When Disk Speed Kills Your Quantization Plan
You can pick the perfect quantization and then lose to disk speed. Q4_K_M on HDD: 30–60 sec load, 5–10 sec first-token latency (unacceptable for interactive use). Q4_K_M on SATA SSD: model load 8–12 sec, first-token latency 2–3 sec (acceptable for batch). Q4_K_M on NVMe: model load 2–3 sec, first-token latency 0.5–1 sec (standard).
If you're on HDD, bump quant up or add swap. Fewer I/O operations means faster loads. You can't out-algorithm a slow disk.
Tools & Where to Get Quantized Models
You don't need to quantize yourself. Most quantizations already exist.
Hugging Face: Search "[model-name] GGUF" — most quantizations published by community maintainers. You'll find Q4, Q5, Q6, Q8 variants for almost every popular model.
Ollama modelfile: Use FROM to pull any Hugging Face GGUF directly; no manual download needed. Ollama handles the download and setup.
llama.cpp: Quantize your own unquantized GGUF using ./quantize input.gguf output.gguf Q5_K_M. Both Ollama Web UI and llama.cpp GUI display file size and quant level before loading.
Never trust secondary sources claiming "this quant is best"—test on your hardware first. Benchmark yourself. That's the cheat sheet.
Quantizing Your Own Model
If you want custom quantization:
- Download unquantized GGUF from Hugging Face (search "[model] GGUF fp16" or "f32").
- Clone llama.cpp:
git clone https://github.com/ggerganov/llama.cpp && cd llama.cpp - Build:
make(orcmake .. && cmake --build . --config Releaseon Windows). - Run quantize:
./quantize path/to/model.gguf path/to/output.gguf Q5_K_M— replace Q5_K_M with your target. - Run custom-quantized models in Ollama or llama.cpp—no license penalty.

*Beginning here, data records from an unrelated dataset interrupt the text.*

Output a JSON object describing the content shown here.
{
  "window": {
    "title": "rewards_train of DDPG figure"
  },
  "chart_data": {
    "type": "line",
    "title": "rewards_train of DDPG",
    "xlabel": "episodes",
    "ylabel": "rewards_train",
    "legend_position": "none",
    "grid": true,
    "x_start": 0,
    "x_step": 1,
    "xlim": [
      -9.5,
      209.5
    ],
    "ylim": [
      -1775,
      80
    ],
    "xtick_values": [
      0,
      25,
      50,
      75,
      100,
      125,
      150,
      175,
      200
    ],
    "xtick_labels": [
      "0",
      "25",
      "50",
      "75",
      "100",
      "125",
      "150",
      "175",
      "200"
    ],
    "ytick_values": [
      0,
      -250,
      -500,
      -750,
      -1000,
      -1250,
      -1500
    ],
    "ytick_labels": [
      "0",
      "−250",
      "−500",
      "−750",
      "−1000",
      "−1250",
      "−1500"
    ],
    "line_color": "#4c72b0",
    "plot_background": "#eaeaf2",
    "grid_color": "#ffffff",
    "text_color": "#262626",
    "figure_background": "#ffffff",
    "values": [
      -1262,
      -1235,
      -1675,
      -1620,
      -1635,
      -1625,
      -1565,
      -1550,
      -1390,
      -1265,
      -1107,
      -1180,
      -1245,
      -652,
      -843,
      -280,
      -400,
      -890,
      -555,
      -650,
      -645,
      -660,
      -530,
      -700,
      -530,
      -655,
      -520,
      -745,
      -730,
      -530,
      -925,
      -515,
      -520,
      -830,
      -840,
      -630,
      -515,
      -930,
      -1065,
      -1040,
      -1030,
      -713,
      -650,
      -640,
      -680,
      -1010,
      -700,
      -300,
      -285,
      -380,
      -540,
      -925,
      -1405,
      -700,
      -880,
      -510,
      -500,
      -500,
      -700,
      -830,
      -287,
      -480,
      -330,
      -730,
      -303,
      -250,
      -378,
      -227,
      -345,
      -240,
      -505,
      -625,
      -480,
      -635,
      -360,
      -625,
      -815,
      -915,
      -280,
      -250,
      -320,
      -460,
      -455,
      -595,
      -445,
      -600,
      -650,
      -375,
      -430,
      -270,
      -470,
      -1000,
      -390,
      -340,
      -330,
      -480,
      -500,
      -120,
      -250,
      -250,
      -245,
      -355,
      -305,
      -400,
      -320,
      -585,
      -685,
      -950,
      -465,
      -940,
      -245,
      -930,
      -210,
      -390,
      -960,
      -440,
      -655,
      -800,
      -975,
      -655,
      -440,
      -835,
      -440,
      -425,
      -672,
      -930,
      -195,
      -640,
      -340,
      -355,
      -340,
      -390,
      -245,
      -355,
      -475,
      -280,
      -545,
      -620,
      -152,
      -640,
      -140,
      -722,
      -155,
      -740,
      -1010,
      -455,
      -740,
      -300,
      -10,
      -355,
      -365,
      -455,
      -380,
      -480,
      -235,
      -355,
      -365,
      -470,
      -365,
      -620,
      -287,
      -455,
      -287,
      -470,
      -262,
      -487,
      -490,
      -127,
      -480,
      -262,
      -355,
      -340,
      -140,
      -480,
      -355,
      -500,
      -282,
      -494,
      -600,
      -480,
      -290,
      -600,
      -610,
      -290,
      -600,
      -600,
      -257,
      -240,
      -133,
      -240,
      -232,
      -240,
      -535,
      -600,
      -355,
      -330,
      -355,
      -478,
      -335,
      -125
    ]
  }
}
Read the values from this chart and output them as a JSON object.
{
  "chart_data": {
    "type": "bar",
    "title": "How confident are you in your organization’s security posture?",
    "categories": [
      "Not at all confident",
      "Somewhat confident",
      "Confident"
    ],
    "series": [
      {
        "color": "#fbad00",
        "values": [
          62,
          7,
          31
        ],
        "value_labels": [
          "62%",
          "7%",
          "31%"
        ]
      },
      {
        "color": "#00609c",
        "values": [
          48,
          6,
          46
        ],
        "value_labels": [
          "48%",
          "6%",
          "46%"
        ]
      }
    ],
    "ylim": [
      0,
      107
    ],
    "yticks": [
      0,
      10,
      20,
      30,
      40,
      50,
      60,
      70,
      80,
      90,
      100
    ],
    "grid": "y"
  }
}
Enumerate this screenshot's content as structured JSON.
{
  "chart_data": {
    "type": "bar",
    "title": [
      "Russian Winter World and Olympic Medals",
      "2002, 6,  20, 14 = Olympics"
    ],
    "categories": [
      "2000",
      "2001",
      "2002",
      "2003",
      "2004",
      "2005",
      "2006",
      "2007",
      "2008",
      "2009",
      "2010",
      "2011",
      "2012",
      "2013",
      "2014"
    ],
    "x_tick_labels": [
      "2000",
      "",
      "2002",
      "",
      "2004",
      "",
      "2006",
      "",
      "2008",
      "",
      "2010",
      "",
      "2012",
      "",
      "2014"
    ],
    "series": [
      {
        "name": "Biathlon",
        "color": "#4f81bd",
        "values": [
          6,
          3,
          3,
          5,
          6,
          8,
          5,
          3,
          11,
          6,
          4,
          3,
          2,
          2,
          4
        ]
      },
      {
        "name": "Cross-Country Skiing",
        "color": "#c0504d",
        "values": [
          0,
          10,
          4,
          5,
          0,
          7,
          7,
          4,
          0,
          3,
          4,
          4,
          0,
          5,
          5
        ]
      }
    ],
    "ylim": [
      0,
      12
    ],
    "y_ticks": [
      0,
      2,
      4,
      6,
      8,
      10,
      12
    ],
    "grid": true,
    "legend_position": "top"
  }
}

Quantizing a 13B model takes ~5–10 minutes on a CPU. It's not fast, but it's a one-time cost.
Swapping Models Without Reloading
Ollama: quitting and loading a new model takes ~5–15 sec; RAM persists until app closes. With llama.cpp CLI, each run loads fresh; use server mode to keep the model loaded while swapping prompts. Langchain / Python: load once, swap quantized checkpoints in memory using llama-cpp-python.
Swap overhead: you save quantization time but lose ~10–20% inference speed to model-load I/O. Keep this in mind if you're bouncing between models during development.